Problem here is that writing is what I do and do best. and If I can’t write about my thoughts and what’s happening in my own life when I feel like it then what’s the use? It saddens me that my words get picked apart and sometimes someone will focus on just the one line of a post and not read the more important parts of the post. It saddens me that I have to go back to trying to write about my life, without really writing about my life. I’ve always done my best to protect the identities of people who require it in my blog posts. And I think I have done a good job of it.
I write a fucking stupid blog online that a handful of people read. My blog is not famous and is definitely not front page fodder for gossip.
I’m a very even tempered kinda guy. I’m also fairly outspoken and opinionated, I know it. But, I don’t hold grudges or let negative shit hang around in my brain long. Get over it is my motto. If it’s not going to affect your paycheck or you won’t die from it then get over it. Maybe I am too laid back about it all. I don’t believe there is much in life that’s worth getting too riled up about, if it’s going to happen, it’s going to happen. Sometimes that’s that fun of it all too.

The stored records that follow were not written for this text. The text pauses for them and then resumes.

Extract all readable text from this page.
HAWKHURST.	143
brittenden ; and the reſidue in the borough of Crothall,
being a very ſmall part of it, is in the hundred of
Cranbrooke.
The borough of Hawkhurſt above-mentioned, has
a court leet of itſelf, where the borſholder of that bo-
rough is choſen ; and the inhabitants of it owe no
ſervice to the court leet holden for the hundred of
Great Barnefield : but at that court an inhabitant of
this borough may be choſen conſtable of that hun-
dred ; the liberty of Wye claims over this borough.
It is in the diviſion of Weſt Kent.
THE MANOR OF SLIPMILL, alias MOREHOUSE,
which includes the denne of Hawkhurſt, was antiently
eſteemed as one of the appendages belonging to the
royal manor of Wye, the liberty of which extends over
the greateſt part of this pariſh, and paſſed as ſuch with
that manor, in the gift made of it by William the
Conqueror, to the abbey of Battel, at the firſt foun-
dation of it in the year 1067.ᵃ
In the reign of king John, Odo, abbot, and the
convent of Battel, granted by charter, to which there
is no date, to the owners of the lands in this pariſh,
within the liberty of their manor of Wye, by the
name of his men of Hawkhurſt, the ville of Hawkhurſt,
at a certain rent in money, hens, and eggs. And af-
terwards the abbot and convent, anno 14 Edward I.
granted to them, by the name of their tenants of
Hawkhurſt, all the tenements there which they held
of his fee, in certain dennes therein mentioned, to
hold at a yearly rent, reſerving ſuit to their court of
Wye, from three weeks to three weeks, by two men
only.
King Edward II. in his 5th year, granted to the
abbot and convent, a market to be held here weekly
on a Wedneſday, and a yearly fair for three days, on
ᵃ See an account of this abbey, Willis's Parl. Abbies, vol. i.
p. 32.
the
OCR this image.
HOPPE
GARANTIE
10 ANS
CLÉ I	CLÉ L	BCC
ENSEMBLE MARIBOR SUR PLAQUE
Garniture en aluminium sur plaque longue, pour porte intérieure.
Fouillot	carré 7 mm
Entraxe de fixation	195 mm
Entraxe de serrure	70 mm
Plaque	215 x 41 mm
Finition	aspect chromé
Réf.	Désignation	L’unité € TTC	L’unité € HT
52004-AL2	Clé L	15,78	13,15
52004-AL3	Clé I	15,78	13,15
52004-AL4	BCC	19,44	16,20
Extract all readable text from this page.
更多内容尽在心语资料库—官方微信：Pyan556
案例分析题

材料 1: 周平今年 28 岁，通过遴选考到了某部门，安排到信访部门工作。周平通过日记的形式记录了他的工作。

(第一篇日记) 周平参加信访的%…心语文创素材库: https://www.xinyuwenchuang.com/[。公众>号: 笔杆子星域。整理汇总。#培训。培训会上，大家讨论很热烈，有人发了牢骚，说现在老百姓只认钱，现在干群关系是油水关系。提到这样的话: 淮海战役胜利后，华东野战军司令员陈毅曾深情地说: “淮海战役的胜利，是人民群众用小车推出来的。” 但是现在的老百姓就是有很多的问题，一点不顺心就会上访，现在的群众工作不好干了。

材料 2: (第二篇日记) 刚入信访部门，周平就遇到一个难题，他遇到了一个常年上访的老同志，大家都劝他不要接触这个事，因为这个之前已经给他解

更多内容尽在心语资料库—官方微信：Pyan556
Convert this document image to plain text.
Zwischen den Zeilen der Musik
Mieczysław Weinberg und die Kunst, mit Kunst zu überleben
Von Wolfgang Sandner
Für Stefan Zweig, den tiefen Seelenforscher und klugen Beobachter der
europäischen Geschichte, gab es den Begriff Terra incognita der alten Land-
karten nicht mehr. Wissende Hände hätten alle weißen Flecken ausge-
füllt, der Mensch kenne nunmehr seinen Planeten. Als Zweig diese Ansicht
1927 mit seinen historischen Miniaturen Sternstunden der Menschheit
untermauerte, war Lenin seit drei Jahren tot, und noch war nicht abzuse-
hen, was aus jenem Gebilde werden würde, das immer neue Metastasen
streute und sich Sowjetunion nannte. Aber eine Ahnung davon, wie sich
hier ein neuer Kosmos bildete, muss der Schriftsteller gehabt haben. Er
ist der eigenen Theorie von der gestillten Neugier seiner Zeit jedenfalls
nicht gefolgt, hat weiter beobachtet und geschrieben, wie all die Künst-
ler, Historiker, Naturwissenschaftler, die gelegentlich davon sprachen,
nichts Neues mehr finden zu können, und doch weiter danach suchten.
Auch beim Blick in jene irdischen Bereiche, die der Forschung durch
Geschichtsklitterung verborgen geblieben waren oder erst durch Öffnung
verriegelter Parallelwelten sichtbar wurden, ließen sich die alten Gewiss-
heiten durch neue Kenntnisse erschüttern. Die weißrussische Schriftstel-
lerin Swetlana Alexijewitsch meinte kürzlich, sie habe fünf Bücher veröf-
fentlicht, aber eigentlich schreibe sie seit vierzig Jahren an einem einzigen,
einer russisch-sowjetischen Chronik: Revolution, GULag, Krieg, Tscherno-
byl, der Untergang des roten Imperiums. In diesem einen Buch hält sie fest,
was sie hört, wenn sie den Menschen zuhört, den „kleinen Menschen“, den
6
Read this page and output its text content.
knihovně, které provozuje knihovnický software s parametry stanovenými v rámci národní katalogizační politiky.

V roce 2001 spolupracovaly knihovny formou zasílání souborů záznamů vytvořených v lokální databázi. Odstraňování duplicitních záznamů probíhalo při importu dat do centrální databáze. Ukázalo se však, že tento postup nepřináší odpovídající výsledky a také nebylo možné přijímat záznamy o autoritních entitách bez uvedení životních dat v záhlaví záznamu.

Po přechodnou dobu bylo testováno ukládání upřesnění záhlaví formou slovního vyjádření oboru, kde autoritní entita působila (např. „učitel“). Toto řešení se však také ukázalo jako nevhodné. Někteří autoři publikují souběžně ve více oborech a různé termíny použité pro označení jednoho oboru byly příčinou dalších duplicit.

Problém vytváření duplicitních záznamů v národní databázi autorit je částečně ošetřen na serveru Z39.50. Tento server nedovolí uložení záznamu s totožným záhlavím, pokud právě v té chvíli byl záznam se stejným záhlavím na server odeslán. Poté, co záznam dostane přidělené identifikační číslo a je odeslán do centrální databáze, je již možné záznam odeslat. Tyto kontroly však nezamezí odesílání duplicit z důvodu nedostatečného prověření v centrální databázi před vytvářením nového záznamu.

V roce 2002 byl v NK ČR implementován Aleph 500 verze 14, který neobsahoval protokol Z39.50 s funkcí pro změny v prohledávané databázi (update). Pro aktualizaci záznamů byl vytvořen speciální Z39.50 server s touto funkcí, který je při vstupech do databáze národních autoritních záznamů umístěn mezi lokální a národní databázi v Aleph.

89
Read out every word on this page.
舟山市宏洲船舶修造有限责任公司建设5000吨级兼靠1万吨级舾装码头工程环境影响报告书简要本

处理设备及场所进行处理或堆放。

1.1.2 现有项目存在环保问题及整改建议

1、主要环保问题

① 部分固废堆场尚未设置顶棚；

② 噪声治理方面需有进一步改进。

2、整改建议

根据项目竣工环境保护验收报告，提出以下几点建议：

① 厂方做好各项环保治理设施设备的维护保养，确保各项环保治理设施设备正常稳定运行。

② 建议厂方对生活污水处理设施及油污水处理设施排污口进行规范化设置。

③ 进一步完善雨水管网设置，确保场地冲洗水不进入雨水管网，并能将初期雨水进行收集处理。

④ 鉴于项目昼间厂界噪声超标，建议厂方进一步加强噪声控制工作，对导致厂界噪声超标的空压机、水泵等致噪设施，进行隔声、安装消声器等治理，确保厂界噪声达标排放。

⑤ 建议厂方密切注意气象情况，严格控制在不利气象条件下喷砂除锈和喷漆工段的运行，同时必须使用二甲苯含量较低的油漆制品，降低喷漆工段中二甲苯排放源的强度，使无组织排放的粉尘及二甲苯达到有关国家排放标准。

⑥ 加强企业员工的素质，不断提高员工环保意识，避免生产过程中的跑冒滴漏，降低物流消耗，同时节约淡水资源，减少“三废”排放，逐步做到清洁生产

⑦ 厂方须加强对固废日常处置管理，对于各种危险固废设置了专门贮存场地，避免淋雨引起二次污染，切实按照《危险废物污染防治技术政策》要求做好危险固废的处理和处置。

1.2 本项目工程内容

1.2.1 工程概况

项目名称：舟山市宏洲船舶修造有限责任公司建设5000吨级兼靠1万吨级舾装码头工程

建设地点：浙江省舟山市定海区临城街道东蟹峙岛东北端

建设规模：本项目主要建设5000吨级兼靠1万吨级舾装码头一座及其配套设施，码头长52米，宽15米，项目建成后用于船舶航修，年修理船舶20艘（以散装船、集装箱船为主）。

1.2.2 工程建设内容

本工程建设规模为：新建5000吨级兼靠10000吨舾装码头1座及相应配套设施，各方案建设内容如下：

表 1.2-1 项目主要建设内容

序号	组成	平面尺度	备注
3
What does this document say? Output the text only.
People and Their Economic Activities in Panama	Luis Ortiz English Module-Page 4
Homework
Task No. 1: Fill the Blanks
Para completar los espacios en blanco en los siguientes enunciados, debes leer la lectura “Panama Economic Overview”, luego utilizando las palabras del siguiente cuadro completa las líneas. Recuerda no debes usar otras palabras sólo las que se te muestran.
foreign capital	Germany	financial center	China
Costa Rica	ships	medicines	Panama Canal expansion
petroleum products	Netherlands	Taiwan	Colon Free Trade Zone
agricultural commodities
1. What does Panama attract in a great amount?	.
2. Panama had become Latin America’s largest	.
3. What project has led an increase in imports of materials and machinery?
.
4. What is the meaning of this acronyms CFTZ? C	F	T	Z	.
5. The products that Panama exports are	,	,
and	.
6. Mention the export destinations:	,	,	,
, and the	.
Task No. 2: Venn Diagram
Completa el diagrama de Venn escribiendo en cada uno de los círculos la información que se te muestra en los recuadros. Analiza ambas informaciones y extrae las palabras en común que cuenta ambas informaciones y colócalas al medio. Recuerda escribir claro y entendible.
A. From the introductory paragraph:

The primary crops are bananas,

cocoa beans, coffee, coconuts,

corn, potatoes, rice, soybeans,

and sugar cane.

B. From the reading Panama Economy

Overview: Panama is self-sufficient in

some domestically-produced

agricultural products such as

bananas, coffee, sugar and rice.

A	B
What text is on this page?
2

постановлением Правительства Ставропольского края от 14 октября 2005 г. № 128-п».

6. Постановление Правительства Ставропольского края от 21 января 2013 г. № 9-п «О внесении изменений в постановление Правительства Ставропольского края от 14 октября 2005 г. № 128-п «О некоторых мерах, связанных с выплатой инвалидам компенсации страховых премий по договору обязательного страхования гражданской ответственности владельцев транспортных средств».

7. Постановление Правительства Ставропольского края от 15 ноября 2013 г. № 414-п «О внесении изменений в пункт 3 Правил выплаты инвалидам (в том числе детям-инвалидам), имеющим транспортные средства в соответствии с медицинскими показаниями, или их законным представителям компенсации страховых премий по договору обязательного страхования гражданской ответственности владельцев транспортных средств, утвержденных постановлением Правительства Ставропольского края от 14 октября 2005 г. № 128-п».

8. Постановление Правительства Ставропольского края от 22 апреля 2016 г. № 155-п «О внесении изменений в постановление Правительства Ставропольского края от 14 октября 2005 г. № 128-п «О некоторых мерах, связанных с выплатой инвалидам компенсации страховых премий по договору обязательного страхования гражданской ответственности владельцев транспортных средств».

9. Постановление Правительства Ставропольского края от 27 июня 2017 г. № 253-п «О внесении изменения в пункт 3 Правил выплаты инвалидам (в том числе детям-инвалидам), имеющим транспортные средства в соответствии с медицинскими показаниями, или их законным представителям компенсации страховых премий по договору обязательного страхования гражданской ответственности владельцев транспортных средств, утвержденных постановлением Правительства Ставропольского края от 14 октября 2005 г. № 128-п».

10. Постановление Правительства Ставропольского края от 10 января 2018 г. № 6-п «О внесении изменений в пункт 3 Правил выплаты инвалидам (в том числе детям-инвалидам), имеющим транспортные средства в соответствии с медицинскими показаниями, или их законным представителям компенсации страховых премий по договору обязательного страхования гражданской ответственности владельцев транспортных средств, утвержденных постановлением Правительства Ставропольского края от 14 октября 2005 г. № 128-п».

I have actually given some serious thought to giving the poly lifestyle another chance…it would be so much easier I think to develop friendships that include casual sexual encounters for fun and a good time. No strings, no commitments, no attachments and no copping feelings for someone. It sounds so fucking easy and I suppose that it is for someone like me who can delininiate between sex pure and simple and loving/making love. But I seem to be attracted to women who are more into monogamy, and I too have some desire for that security as well…sometimes I just think it’s a toss up.